The Sibley Heart Center at Children’s Healthcare of Atlanta is one of the largest pediatric heart centers in the world, seeing an average of 2,500 new patients with acute chest pain each year.
“We know up front that 99 percent of these patients will not have a heart complication at all. The trick is, it is not zero, and I cannot miss the one patient with heart disease because the consequences could be catastrophic,” said Dr. Robert Campbell, chief of the Sibley Heart Center and division director of the department of pediatrics at the Emory University School of Medicine.
The study also observed that noncardiac chest pain patients have a higher level of functional disability-or the inability to participate in everyday activities like running across a football field or making it through a day without a nap. They also spent less time at school and were less involved in extra-curricular activities.

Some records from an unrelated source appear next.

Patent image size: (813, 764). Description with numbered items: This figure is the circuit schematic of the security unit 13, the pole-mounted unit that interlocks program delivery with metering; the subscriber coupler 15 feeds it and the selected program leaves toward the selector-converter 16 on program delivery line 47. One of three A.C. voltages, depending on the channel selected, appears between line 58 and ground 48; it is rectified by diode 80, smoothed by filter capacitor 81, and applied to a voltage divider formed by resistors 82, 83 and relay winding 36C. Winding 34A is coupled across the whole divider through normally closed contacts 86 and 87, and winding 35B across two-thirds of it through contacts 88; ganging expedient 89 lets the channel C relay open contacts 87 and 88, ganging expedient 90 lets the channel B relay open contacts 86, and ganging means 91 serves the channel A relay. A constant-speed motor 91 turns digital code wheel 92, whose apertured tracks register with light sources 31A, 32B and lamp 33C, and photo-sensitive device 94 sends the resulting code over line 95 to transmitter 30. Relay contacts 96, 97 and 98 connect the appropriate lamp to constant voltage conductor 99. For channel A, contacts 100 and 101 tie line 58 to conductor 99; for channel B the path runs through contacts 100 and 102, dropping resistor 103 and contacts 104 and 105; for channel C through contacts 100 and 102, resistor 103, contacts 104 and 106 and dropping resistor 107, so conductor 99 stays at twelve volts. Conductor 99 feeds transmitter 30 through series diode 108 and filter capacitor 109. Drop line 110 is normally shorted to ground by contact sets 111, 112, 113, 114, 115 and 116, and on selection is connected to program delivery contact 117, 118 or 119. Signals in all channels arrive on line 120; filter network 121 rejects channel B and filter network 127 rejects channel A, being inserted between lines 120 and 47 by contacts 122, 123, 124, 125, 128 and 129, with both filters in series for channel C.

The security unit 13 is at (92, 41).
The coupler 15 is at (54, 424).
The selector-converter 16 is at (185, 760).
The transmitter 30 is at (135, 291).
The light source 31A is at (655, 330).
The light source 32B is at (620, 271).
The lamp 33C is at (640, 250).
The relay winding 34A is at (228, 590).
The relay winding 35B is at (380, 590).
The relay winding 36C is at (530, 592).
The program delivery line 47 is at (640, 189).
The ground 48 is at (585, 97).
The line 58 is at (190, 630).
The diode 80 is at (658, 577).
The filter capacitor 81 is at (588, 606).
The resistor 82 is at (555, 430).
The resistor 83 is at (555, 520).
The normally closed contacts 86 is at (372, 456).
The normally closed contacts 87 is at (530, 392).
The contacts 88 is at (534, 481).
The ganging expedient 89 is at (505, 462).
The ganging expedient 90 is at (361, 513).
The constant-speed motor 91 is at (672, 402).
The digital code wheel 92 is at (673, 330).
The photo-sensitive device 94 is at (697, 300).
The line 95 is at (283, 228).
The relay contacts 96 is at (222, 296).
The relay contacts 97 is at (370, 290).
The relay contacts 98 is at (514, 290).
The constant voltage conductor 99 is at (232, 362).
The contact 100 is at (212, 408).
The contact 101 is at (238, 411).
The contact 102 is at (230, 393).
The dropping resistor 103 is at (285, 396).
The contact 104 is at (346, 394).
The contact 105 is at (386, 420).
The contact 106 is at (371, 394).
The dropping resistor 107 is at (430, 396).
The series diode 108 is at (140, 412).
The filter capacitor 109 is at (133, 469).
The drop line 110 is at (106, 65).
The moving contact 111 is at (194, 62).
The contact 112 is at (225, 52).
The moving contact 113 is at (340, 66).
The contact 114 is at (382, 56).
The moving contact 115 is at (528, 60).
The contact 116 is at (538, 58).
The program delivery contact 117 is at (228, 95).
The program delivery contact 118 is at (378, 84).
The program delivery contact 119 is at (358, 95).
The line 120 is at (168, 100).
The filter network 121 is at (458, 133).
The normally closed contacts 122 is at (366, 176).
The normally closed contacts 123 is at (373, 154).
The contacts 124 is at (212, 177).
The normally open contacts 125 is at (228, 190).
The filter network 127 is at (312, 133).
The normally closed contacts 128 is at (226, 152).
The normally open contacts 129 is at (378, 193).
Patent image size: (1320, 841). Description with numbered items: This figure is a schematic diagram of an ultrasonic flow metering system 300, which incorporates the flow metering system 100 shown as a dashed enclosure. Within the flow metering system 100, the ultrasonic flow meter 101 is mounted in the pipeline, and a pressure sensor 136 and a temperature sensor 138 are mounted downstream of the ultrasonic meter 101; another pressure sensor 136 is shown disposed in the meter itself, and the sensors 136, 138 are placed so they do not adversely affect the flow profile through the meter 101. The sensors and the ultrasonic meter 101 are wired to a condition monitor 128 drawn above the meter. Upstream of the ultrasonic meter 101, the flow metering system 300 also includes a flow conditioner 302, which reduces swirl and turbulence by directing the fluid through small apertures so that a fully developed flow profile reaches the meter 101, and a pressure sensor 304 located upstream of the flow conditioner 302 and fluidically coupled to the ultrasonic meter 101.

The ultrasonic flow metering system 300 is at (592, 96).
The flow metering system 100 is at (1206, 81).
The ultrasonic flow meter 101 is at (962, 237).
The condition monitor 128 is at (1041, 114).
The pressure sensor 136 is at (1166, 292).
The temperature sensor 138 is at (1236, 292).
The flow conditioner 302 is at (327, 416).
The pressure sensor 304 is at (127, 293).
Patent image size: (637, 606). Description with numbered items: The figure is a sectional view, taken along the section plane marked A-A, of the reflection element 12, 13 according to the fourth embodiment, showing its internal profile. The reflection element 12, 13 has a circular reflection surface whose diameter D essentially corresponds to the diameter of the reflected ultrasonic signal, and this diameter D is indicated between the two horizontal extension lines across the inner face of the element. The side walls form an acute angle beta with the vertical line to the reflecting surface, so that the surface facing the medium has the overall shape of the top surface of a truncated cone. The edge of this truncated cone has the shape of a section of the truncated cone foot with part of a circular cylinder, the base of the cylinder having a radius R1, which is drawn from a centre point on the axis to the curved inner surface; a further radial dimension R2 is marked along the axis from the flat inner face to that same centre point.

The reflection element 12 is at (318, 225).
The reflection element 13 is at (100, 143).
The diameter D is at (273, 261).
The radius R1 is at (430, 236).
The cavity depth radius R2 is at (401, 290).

“These kids also report greater levels of physical symptoms with unclear causes, like joint pain, stomach aches, head aches,” Lee said. “These symptoms are believed to be psychological manifestations of stress. Sometimes your brain doesn’t tell you that you are stressed out, but your body does, so you will experience symptoms like these.”
Pediatric patients with noncardiac chest pain also reported higher levels of anxiety sensitivity, a fear of experiencing physical symptoms and additionally fearing that those symptoms are related to a catastrophic health issue.
“Psychological functioning is heavily related to pain,” Blount said. “Pain is a sensory experience, but your attention to one thing or another and your emotions can impact your experience of pain. And how debilitating the pain is for you can be determined by psychological and social factors. That is what we were interested in looking at.”
Previous studies have shown reducing emotional symptoms can lead to better coping ability with pain, Lee said. “A goal with these patients would be to create a clearer, more comprehensive picture of what is going on and determine a better way to help these kids and adolescents.”
Campbell said the UGA research helps him serve the majority of his patients who leave his office with a clean bill of health but unexplained chest pain.
“Most importantly what we’ve learned is that after a physical evaluation of the patient, we take the time to sit down with the family and find out what they are most worried about so we can address their psychological issues,” Campbell said. “We’ve learned to pay attention and to be confident and reassuring. I need to make it clear to my patients and their parents that I’m not saying you are not having pain, but that the pain is not caused by your heart.”